Imitation of Christ | 3 - 11

Chapter 41



MY CHILD, do not take it to heart if you see others honoured and advanced, while you yourself are despised and humbled. Lift up your heart to Me in heaven and the contempt of men on earth will not grieve you.


Lord, we are blinded and quickly misled by vanity. If I examine myself rightly, no injury has ever been done me by any creature; hence I have nothing for which to make just complaint to You. But I have sinned often and gravely against You; therefore is every creature in arms against me. Confusion and contempt should in justice come upon me, but to You due praise, honour, and glory. And unless I prepare myself to be willingly despised and forsaken by every creature, to be considered absolutely nothing, I cannot have interior peace and strength, nor can I be enlightened spiritually or completely united with You.

Chapter 42



MY CHILD, if you place your peace in any creature because of your own feeling or for the sake of his company, you will be unsettled and entangled. But if you have recourse to the ever-living and abiding Truth, you will not grieve if a friend should die or forsake you.

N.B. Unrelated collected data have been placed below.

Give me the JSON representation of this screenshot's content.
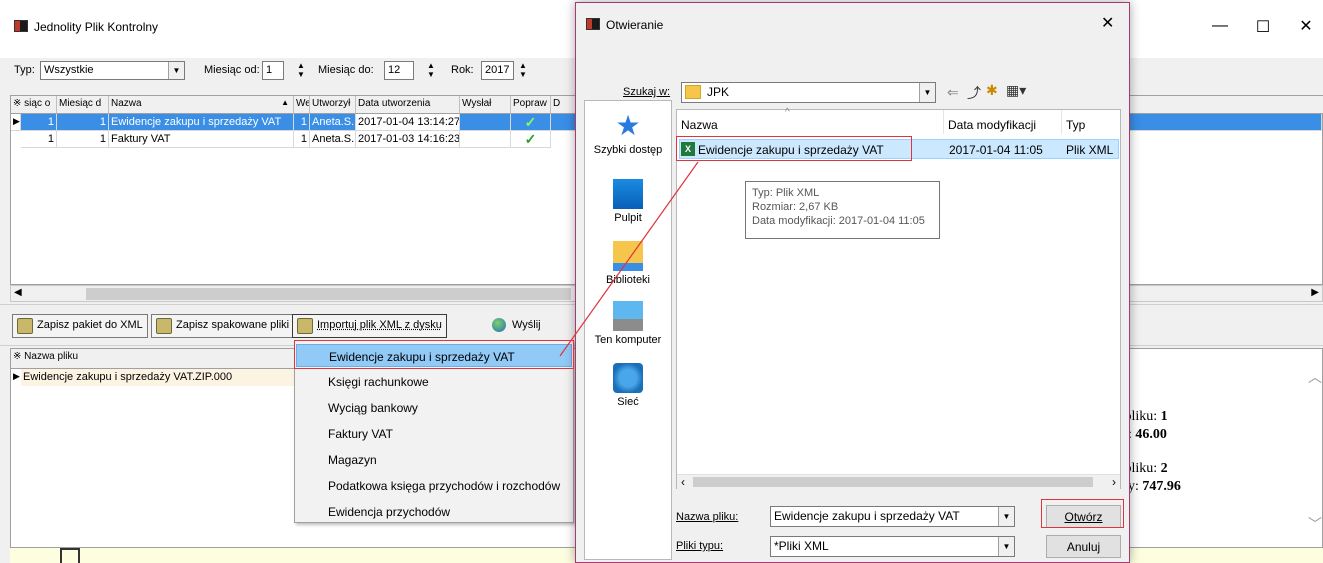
{
  "main": {
    "title": "Jednolity Plik Kontrolny",
    "filters": {
      "typ_label": "Typ:",
      "typ_value": "Wszystkie",
      "od_label": "Miesiąc od:",
      "od_value": "1",
      "do_label": "Miesiąc do:",
      "do_value": "12",
      "rok_label": "Rok:",
      "rok_value": "2017"
    },
    "grid_columns": [
      "siąc o",
      "Miesiąc d",
      "Nazwa",
      "Wer",
      "Utworzył",
      "Data utworzenia",
      "Wysłał",
      "Popraw",
      "D"
    ],
    "rows": [
      {
        "mod": "1",
        "mdo": "1",
        "nazwa": "Ewidencje zakupu i sprzedaży VAT",
        "wer": "1",
        "utw": "Aneta.S.",
        "data": "2017-01-04 13:14:27"
      },
      {
        "mod": "1",
        "mdo": "1",
        "nazwa": "Faktury VAT",
        "wer": "1",
        "utw": "Aneta.S.",
        "data": "2017-01-03 14:16:23"
      }
    ],
    "buttons": {
      "zapisz_xml": "Zapisz pakiet do XML",
      "zapisz_spak": "Zapisz spakowane pliki",
      "importuj": "Importuj plik XML z dysku",
      "wyslij": "Wyślij"
    },
    "files_header": "Nazwa pliku",
    "files": [
      "Ewidencje zakupu i sprzedaży VAT.ZIP.000"
    ],
    "info": {
      "line1a": "v pliku: ",
      "val1a": "1",
      "line1b": "ny: ",
      "val1b": "46.00",
      "line2a": "v pliku: ",
      "val2a": "2",
      "line2b": "ony: ",
      "val2b": "747.96"
    }
  },
  "menu": {
    "items": [
      "Ewidencje zakupu i sprzedaży VAT",
      "Księgi rachunkowe",
      "Wyciąg bankowy",
      "Faktury VAT",
      "Magazyn",
      "Podatkowa księga przychodów i rozchodów",
      "Ewidencja przychodów"
    ]
  },
  "dialog": {
    "title": "Otwieranie",
    "lookin_label": "Szukaj w:",
    "lookin_value": "JPK",
    "places": [
      "Szybki dostęp",
      "Pulpit",
      "Biblioteki",
      "Ten komputer",
      "Sieć"
    ],
    "columns": [
      "Nazwa",
      "Data modyfikacji",
      "Typ"
    ],
    "file": {
      "name": "Ewidencje zakupu i sprzedaży VAT",
      "date": "2017-01-04 11:05",
      "type": "Plik XML"
    },
    "tooltip": {
      "line1": "Typ: Plik XML",
      "line2": "Rozmiar: 2,67 KB",
      "line3": "Data modyfikacji: 2017-01-04 11:05"
    },
    "filename_label": "Nazwa pliku:",
    "filename_value": "Ewidencje zakupu i sprzedaży VAT",
    "filetype_label": "Pliki typu:",
    "filetype_value": "*Pliki XML",
    "open_button": "Otwórz",
    "cancel_button": "Anuluj"
  },
  "colors": {
    "selection": "#3a8ee6",
    "highlight": "#e0343d",
    "menu_hover": "#91c9f7"
  }
}
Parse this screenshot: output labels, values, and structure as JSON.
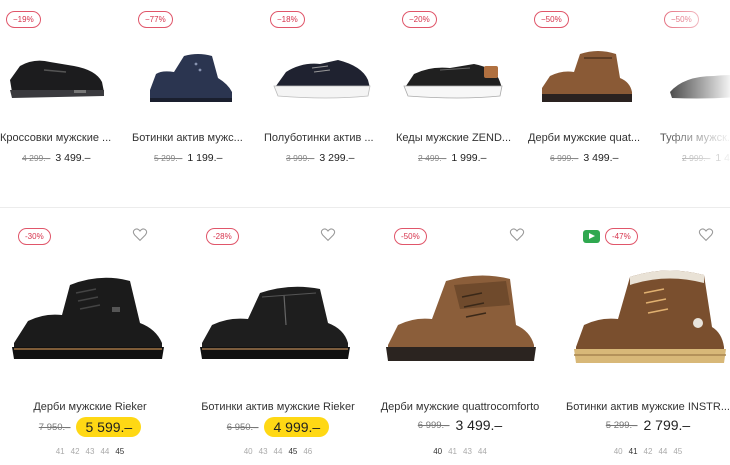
{
  "top_products": [
    {
      "discount": "−19%",
      "title": "Кроссовки мужские ...",
      "old_price": "4 299.–",
      "price": "3 499.–",
      "shoe": "sneaker-black"
    },
    {
      "discount": "−77%",
      "title": "Ботинки актив мужс...",
      "old_price": "5 299.–",
      "price": "1 199.–",
      "shoe": "boot-navy"
    },
    {
      "discount": "−18%",
      "title": "Полуботинки актив ...",
      "old_price": "3 999.–",
      "price": "3 299.–",
      "shoe": "sneaker-white-sole"
    },
    {
      "discount": "−20%",
      "title": "Кеды мужские ZEND...",
      "old_price": "2 499.–",
      "price": "1 999.–",
      "shoe": "canvas-black"
    },
    {
      "discount": "−50%",
      "title": "Дерби мужские quat...",
      "old_price": "6 999.–",
      "price": "3 499.–",
      "shoe": "boot-brown"
    },
    {
      "discount": "−50%",
      "title": "Туфли мужск...",
      "old_price": "2 999.–",
      "price": "1 4...",
      "shoe": "loafer-black"
    }
  ],
  "products": [
    {
      "discount": "-30%",
      "title": "Дерби мужские Rieker",
      "old_price": "7 950.–",
      "price": "5 599.–",
      "highlight": true,
      "has_video": false,
      "sizes": [
        {
          "v": "41",
          "a": false
        },
        {
          "v": "42",
          "a": false
        },
        {
          "v": "43",
          "a": false
        },
        {
          "v": "44",
          "a": false
        },
        {
          "v": "45",
          "a": true
        }
      ]
    },
    {
      "discount": "-28%",
      "title": "Ботинки актив мужские Rieker",
      "old_price": "6 950.–",
      "price": "4 999.–",
      "highlight": true,
      "has_video": false,
      "sizes": [
        {
          "v": "40",
          "a": false
        },
        {
          "v": "43",
          "a": false
        },
        {
          "v": "44",
          "a": false
        },
        {
          "v": "45",
          "a": true
        },
        {
          "v": "46",
          "a": false
        }
      ]
    },
    {
      "discount": "-50%",
      "title": "Дерби мужские quattrocomforto",
      "old_price": "6 999.–",
      "price": "3 499.–",
      "highlight": false,
      "has_video": false,
      "sizes": [
        {
          "v": "40",
          "a": true
        },
        {
          "v": "41",
          "a": false
        },
        {
          "v": "43",
          "a": false
        },
        {
          "v": "44",
          "a": false
        }
      ]
    },
    {
      "discount": "-47%",
      "title": "Ботинки актив мужские INSTR...",
      "old_price": "5 299.–",
      "price": "2 799.–",
      "highlight": false,
      "has_video": true,
      "sizes": [
        {
          "v": "40",
          "a": false
        },
        {
          "v": "41",
          "a": true
        },
        {
          "v": "42",
          "a": false
        },
        {
          "v": "44",
          "a": false
        },
        {
          "v": "45",
          "a": false
        }
      ]
    }
  ],
  "colors": {
    "badge": "#d6334c",
    "highlight": "#ffd814",
    "video": "#2fa84f"
  }
}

Your love for your friend should be grounded in Me, and for My sake you should love whoever seems to be good and is very dear to you in this life. Without Me friendship has no strength and cannot endure. Love which I do not bind is neither true nor pure.

You ought, therefore, to be so dead to such human affections as to wish as far as lies within you to be without the fellowship of men. Man draws nearer to God in proportion as he withdraws farther from all earthly comfort. And he ascends higher to God as he descends lower into himself and grows more vile in his own eyes. He who attributes any good to himself hinders God's grace from coming into his heart, for the grace of the Holy Spirit seeks always the humble heart.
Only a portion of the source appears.